Net current assets                                                                   56                                  -

Extract Income Statement for the year ended 30 June

                                                                                         20X2               20X1

                                                                                    £'000  £'000         £'000  £'000

Turnover                                                                            418                   392

Opening inventory                                                                74                      58

Purchases                                                                           324                  318

                                                                                        398                  376

Closing inventory          (84)                              (74)

                                 104                              314

                                  302                             90

Gross profit                                                                           

Calculate and comment on the following ratios for Umar plc:

1 Current ratio

2 Quick ratio

3 Inventory days

4 Trade receivable days

5 Trade payable days

6 Working capital cycle in days

Solution:

1 Current ratio   = 148 / 92 = 1.61   for 20X2

=130 / 102 = 1.27   for 20X1

Current ratio has increased, meaning that organisation is more liquid. This is because of the fact that inventory and trade receivables have increased (which are non-productive assets) and trade payables have been reduced. While this may be better for the current ratio, it may not necessarily mean that company is operating more efficiently. Has it increased its inventory piles since it anticipates higher sales and doesn't want to run out? Is it offering its credit customers longer time to pay to increase sales? Why are they paying their suppliers quicker? Certainly it would be better to take as long as possible?

2 Quick ratio      = (148 -84) / 92 =   0.70  for 20X2

= (130 -74) / 102 =   0.55  for 20X1

In 20X2 current liabilities are better covered than 20X1. Bad management of working capital perhaps...investigate further.

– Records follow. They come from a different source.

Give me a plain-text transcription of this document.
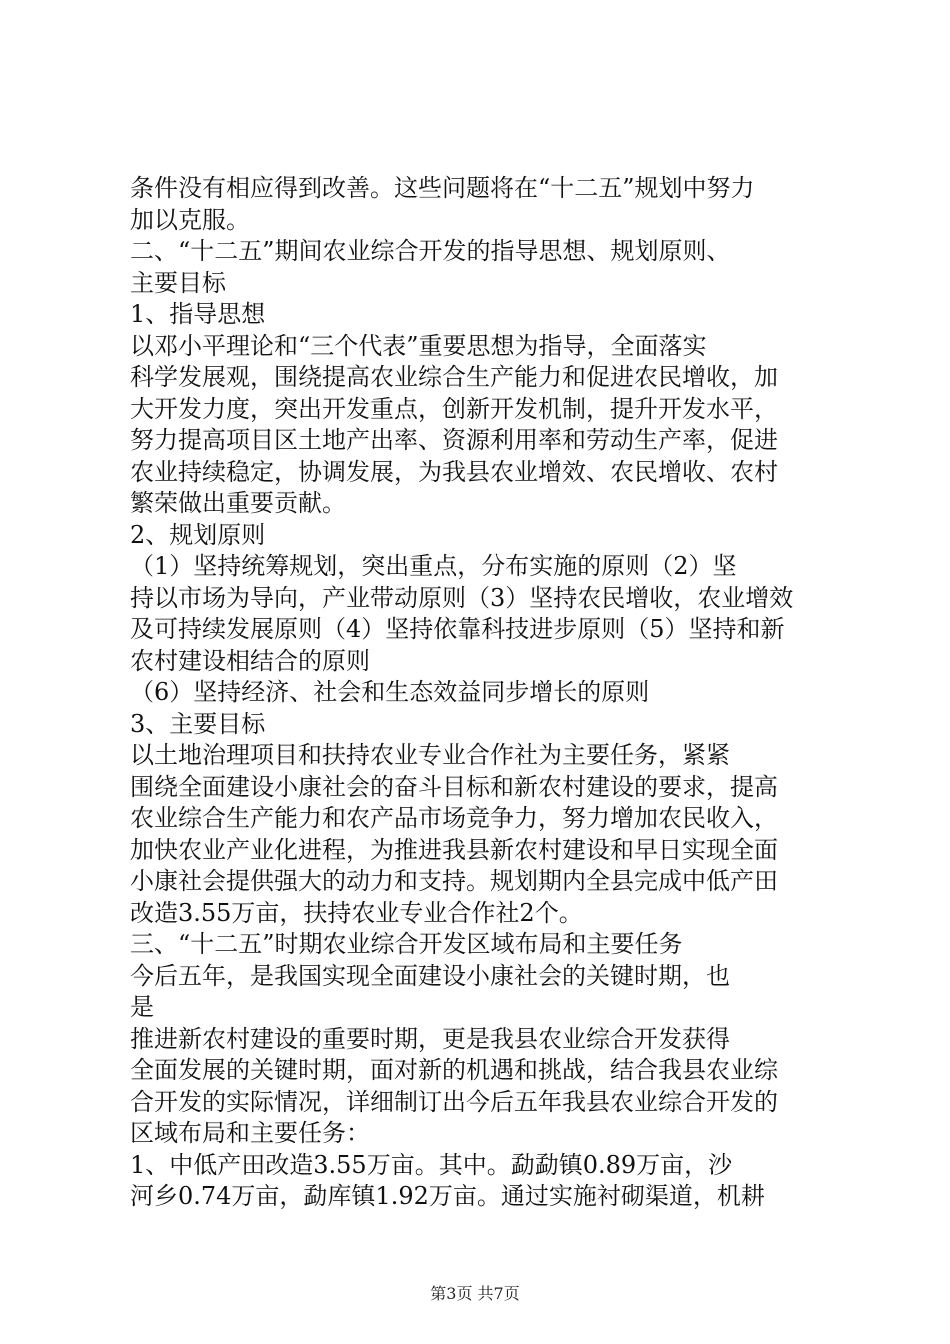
条件没有相应得到改善。这些问题将在“十二五”规划中努力
加以克服。
二、“十二五”期间农业综合开发的指导思想、规划原则、
主要目标
1、指导思想
以邓小平理论和“三个代表”重要思想为指导，全面落实
科学发展观，围绕提高农业综合生产能力和促进农民增收，加
大开发力度，突出开发重点，创新开发机制，提升开发水平，
努力提高项目区土地产出率、资源利用率和劳动生产率，促进
农业持续稳定，协调发展，为我县农业增效、农民增收、农村
繁荣做出重要贡献。
2、规划原则
（1）坚持统筹规划，突出重点，分布实施的原则（2）坚
持以市场为导向，产业带动原则（3）坚持农民增收，农业增效
及可持续发展原则（4）坚持依靠科技进步原则（5）坚持和新
农村建设相结合的原则
（6）坚持经济、社会和生态效益同步增长的原则
3、主要目标
以土地治理项目和扶持农业专业合作社为主要任务，紧紧
围绕全面建设小康社会的奋斗目标和新农村建设的要求，提高
农业综合生产能力和农产品市场竞争力，努力增加农民收入，
加快农业产业化进程，为推进我县新农村建设和早日实现全面
小康社会提供强大的动力和支持。规划期内全县完成中低产田
改造3.55万亩，扶持农业专业合作社2个。
三、“十二五”时期农业综合开发区域布局和主要任务
今后五年，是我国实现全面建设小康社会的关键时期，也
是
推进新农村建设的重要时期，更是我县农业综合开发获得
全面发展的关键时期，面对新的机遇和挑战，结合我县农业综
合开发的实际情况，详细制订出今后五年我县农业综合开发的
区域布局和主要任务：
1、中低产田改造3.55万亩。其中。勐勐镇0.89万亩，沙
河乡0.74万亩，勐库镇1.92万亩。通过实施衬砌渠道，机耕
第3页 共7页
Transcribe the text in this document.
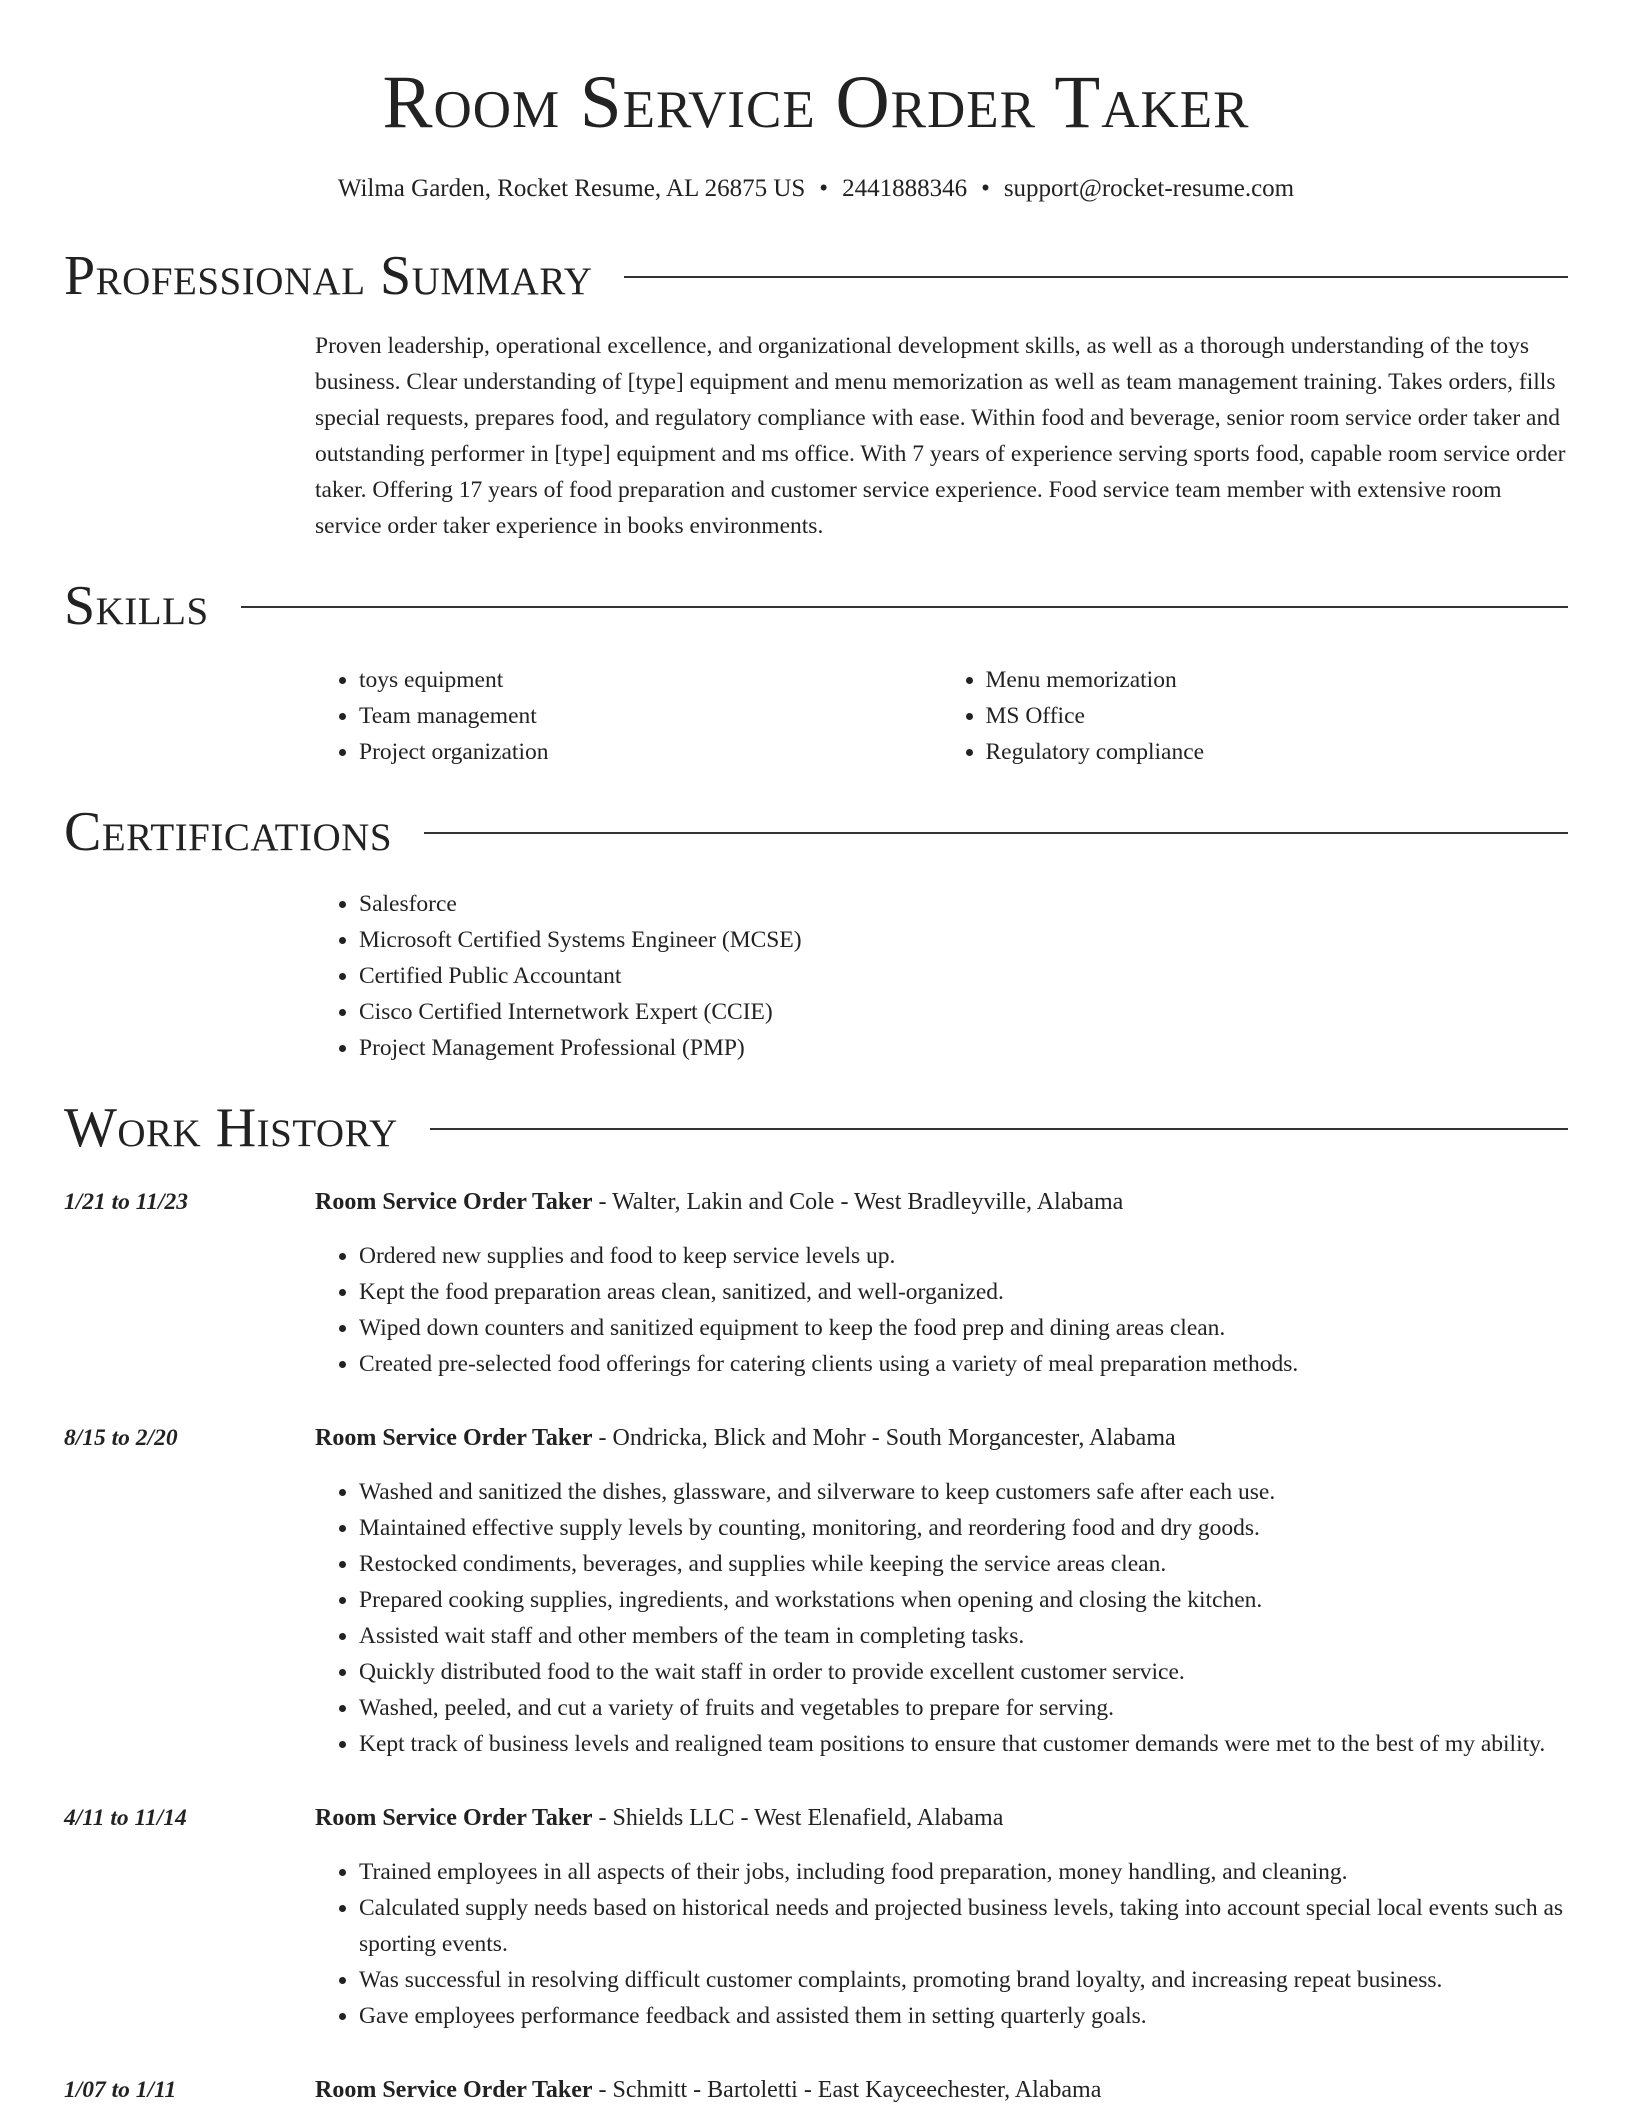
Room Service Order Taker
Wilma Garden, Rocket Resume, AL 26875 US • 2441888346 • support@rocket-resume.com
Professional Summary
Proven leadership, operational excellence, and organizational development skills, as well as a thorough understanding of the toys business. Clear understanding of [type] equipment and menu memorization as well as team management training. Takes orders, fills special requests, prepares food, and regulatory compliance with ease. Within food and beverage, senior room service order taker and outstanding performer in [type] equipment and ms office. With 7 years of experience serving sports food, capable room service order taker. Offering 17 years of food preparation and customer service experience. Food service team member with extensive room service order taker experience in books environments.
Skills
• toys equipment
• Team management
• Project organization
• Menu memorization
• MS Office
• Regulatory compliance
Certifications
• Salesforce
• Microsoft Certified Systems Engineer (MCSE)
• Certified Public Accountant
• Cisco Certified Internetwork Expert (CCIE)
• Project Management Professional (PMP)
Work History
1/21 to 11/23	Room Service Order Taker - Walter, Lakin and Cole - West Bradleyville, Alabama
• Ordered new supplies and food to keep service levels up.
• Kept the food preparation areas clean, sanitized, and well-organized.
• Wiped down counters and sanitized equipment to keep the food prep and dining areas clean.
• Created pre-selected food offerings for catering clients using a variety of meal preparation methods.
8/15 to 2/20	Room Service Order Taker - Ondricka, Blick and Mohr - South Morgancester, Alabama
• Washed and sanitized the dishes, glassware, and silverware to keep customers safe after each use.
• Maintained effective supply levels by counting, monitoring, and reordering food and dry goods.
• Restocked condiments, beverages, and supplies while keeping the service areas clean.
• Prepared cooking supplies, ingredients, and workstations when opening and closing the kitchen.
• Assisted wait staff and other members of the team in completing tasks.
• Quickly distributed food to the wait staff in order to provide excellent customer service.
• Washed, peeled, and cut a variety of fruits and vegetables to prepare for serving.
• Kept track of business levels and realigned team positions to ensure that customer demands were met to the best of my ability.
4/11 to 11/14	Room Service Order Taker - Shields LLC - West Elenafield, Alabama
• Trained employees in all aspects of their jobs, including food preparation, money handling, and cleaning.
• Calculated supply needs based on historical needs and projected business levels, taking into account special local events such as sporting events.
• Was successful in resolving difficult customer complaints, promoting brand loyalty, and increasing repeat business.
• Gave employees performance feedback and assisted them in setting quarterly goals.
1/07 to 1/11	Room Service Order Taker - Schmitt - Bartoletti - East Kayceechester, Alabama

3 Inventory days=  (74 + 84) x 0.5 / 314 x 365 days =  91.8 days for 20X2

=  (58 + 74) x 0.5 / 302 x 365 days =   79.8 days for 20X1

Inventory is taking longer to sell; this could indicate poor inventory management. Why have inventory levels risen? Maybe company is taking a cautious approach and wants to ensure enough is available to meet customer needs. Though this is resulting in additional costs (unproductive asset)

4 Trade receivable days = 58/ 418 x 365 days = 50.6 days for 20X2

= 46 / 392 x 365 days= 42.8 days for 20X1

The collection of debts is worsening. Have the credit terms been extended to increase sales. Are there new customers who weren't screened properly, resulting in delayed payments? Is there a delay in issuing invoices, lack of screening new customers? Are the yearend figures representatives of year? Perhaps there are seasonal fluctuations which need to be considered. Further investigation required as yet again this is an unproductive asset.

5 Trade payable days     = 72 / 324 x 365 = 81.1 days for 20X2

= 82 / 318 x 365 = 94.1days for 20X1

(Alternatively could have used cost of sales)

Suppliers are being paid quicker, which is good for relationship with suppliers though bad for cash flow purposes. It is still quite high and might jeopardise supplier relationship, discounts foregone etc. Trade credit is a free source of finance and company should try to maximise this.

6 Working capital cycle

20X2    20X1

Inventories days                                                          91.8    79.8

Plus        

Trade receivables days                                                50.6    42.8

Minus

Trade payables days                                                    (81.1)    (94.1)

Equals

Working capital cycle (in days)                                  61.3    28.5

In  20X2,  working  capital  cycle  increased  to  61.3  days  from  28.5  days  in  20X1. Company is taking longer to covert its inventories into cash. Management of inventories, receivables and payables has deteriorated and this needs to be investigated and corrected.